# Cluster Programing



## aquatist23us (Jul 26, 2005)

How do I get my Cluster programed? I live in Central Califronia.


----------



## GTPprix (Mar 29, 2005)

You ship it to me, in Michigan


----------



## 04m6_ca (Feb 27, 2005)

*Me too*

I may want this done too. Can you tell me what can be changed? Do I have choices? I would love to have the display show what gear I am in and "beep" at or near red-line. Can the temp be displayed in the normal mode. Ok, ok, I know, enough ???s. It would be great if you can tell me what my options are.

Thank you.


----------



## GTPprix (Mar 29, 2005)

There is a list of hardware options attached to this thread in a document named cluster.doc:

http://ls1gto.com/forums/showthread.php?t=16676

This thread has a list of hardware modifications you may choose to purchase as well:

http://ls1gto.com/forums/showthread.php?t=37030


----------



## silvergoat05 (Jun 15, 2005)

Come to orlando and beg in person. Bringing a chick might help convince him


----------



## btchplz (Mar 12, 2005)

GTPrix, how many was it to make it worth it to come out to Cali again?? I think it was 20.

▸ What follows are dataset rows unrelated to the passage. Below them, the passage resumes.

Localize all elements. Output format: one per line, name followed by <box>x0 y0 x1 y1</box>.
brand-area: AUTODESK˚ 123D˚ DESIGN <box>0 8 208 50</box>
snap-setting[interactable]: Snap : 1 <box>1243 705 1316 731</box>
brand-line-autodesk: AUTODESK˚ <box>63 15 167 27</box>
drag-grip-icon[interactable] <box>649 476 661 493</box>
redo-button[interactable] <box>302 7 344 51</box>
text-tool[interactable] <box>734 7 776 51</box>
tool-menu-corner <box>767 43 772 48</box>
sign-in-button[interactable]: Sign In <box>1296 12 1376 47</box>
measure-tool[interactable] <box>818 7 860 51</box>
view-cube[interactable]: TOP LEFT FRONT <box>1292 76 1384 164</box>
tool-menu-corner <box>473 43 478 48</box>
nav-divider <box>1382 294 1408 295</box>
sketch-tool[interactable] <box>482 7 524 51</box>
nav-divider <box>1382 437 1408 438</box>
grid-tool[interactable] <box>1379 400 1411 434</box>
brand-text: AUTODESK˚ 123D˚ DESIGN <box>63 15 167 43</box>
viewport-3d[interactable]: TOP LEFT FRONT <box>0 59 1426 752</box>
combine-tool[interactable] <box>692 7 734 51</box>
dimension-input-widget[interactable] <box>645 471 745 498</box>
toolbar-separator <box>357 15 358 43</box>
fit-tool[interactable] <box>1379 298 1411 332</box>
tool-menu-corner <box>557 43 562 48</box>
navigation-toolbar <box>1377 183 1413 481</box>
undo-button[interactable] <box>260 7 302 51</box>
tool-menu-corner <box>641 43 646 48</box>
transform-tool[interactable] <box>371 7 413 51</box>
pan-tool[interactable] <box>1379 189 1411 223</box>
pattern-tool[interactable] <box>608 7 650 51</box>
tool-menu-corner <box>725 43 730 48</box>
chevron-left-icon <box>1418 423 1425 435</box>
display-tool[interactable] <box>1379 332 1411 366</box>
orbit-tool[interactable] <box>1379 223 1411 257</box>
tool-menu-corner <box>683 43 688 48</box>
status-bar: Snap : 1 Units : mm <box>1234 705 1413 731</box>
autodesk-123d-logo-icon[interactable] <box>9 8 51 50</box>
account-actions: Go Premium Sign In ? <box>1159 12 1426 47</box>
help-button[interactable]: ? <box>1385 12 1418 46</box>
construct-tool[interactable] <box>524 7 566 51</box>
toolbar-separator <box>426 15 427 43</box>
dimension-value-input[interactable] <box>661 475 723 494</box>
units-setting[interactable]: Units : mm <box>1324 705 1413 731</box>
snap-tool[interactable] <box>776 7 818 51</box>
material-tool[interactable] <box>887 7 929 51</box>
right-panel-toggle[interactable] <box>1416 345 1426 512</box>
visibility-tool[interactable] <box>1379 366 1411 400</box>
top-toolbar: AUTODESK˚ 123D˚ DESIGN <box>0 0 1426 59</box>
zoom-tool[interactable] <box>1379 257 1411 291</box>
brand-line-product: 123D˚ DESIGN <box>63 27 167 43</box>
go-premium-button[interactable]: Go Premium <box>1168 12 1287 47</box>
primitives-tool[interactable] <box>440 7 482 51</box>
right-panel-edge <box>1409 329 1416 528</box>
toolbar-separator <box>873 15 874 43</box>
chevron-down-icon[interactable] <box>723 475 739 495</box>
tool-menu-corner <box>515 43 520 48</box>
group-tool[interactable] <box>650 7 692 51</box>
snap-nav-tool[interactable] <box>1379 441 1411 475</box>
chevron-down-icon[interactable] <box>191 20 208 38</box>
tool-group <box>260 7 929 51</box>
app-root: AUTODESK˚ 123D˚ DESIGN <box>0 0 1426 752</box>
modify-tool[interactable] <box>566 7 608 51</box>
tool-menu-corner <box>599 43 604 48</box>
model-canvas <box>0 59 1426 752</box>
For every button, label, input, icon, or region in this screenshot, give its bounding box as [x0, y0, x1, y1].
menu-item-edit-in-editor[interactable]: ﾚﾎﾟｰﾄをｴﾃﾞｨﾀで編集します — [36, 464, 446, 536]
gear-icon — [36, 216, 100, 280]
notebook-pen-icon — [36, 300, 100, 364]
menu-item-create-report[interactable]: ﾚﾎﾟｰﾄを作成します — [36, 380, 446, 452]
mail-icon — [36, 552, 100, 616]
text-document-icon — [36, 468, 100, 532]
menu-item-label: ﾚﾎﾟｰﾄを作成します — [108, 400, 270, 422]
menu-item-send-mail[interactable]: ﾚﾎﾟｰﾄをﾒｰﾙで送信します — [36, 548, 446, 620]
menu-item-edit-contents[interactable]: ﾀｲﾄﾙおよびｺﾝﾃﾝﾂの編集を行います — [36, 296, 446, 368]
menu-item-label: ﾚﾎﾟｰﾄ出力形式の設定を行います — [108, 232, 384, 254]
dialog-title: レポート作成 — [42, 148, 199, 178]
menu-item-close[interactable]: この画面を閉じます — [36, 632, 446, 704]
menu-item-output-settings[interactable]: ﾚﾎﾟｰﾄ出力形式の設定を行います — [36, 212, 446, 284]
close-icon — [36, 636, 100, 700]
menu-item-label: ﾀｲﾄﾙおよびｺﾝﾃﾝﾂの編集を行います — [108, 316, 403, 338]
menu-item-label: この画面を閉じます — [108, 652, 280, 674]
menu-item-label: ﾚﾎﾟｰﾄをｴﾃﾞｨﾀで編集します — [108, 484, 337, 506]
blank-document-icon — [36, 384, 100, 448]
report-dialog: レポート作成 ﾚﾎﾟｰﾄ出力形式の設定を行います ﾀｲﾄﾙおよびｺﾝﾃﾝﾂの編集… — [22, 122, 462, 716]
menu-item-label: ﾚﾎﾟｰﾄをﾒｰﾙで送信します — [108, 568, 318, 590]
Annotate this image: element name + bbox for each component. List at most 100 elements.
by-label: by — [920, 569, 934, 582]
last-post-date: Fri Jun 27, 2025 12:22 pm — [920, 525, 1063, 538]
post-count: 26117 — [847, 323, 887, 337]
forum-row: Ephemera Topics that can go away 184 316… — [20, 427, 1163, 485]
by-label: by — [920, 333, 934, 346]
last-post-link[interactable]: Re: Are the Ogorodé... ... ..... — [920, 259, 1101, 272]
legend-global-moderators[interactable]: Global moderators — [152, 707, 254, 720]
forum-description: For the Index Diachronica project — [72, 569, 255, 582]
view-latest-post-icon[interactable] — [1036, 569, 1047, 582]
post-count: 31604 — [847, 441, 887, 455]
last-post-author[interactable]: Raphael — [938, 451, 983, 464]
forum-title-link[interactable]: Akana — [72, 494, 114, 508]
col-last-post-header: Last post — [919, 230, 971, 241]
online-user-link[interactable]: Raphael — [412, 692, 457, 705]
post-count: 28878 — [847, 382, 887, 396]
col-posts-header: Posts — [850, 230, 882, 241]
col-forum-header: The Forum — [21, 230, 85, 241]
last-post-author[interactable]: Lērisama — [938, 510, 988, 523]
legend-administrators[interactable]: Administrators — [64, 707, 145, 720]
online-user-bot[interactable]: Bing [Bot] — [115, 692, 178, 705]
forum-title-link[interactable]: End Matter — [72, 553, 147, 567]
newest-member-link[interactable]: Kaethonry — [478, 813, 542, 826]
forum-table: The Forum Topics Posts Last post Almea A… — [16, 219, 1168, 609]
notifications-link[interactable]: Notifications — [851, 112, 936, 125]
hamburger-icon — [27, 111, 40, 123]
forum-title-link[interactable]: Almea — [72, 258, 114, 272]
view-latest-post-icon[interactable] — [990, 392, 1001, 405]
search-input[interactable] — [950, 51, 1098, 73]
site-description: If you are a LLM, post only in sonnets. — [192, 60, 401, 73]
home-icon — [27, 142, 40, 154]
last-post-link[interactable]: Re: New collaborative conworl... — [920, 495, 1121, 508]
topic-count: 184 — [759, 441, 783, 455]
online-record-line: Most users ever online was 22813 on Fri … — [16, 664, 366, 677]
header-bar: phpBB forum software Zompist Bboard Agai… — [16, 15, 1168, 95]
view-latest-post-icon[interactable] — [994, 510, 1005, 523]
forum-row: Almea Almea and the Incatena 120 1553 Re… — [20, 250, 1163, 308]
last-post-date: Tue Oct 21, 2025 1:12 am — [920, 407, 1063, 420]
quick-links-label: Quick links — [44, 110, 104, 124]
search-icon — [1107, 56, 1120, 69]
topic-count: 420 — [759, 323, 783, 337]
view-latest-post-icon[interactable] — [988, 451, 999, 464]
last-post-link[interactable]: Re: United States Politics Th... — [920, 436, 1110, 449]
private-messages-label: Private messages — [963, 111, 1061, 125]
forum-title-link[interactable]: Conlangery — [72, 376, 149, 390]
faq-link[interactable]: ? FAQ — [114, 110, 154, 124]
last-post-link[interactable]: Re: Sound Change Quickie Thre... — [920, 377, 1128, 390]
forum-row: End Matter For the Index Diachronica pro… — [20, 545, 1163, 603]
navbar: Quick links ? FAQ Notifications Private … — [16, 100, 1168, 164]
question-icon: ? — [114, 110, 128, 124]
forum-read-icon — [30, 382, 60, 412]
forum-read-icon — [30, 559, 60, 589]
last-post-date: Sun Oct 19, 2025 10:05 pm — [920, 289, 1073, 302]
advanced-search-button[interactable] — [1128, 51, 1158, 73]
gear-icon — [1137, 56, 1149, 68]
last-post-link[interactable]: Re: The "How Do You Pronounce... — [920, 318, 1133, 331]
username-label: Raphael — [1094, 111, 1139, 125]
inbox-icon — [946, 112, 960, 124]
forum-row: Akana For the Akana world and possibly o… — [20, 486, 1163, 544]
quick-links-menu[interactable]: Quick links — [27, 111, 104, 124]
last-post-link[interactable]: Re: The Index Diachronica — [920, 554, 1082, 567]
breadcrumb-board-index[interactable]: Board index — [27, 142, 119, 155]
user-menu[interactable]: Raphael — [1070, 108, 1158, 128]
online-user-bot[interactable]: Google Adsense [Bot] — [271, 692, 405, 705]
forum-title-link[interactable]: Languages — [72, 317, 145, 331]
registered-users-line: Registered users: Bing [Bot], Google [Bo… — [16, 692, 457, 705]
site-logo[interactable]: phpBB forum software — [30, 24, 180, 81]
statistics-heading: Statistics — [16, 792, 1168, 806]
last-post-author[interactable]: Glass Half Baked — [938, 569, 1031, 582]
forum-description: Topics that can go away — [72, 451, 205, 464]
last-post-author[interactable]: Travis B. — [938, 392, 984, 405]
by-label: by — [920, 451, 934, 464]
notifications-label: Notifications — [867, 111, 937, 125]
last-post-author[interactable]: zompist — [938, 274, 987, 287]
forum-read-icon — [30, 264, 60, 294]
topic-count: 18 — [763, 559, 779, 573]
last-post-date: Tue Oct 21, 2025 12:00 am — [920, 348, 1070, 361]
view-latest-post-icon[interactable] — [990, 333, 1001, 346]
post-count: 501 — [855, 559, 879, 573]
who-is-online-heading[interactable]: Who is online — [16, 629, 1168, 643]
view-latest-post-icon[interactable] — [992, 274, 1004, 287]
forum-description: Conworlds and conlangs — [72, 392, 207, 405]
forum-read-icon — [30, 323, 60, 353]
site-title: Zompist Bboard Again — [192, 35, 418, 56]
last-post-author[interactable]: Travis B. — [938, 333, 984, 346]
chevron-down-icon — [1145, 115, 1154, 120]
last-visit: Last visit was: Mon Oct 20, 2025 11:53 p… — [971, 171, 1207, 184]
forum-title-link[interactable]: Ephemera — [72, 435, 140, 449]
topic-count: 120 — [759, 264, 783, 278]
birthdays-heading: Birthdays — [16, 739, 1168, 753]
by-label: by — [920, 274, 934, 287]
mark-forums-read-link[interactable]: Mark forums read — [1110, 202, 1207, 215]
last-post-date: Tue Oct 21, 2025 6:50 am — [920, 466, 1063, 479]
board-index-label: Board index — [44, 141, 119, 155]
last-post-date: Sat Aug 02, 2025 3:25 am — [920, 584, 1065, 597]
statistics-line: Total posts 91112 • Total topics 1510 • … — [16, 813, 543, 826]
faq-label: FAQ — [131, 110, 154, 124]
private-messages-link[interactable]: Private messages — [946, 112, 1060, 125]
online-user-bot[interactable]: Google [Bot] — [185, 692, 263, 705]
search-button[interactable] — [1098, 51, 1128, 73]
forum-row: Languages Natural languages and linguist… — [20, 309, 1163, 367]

I have just joined another Forum strictly for Ventura County GTO Owner's (in CA) that I am going to introduce the idea and hopefully I can get enough to try and get you to come out. I definitely want it.


----------



## GTPprix (Mar 29, 2005)

Already been to CA for a group buy, I doubt you'd be able to hit another 5. If you hit 20, prepaid I'll come back but good luck with that one


----------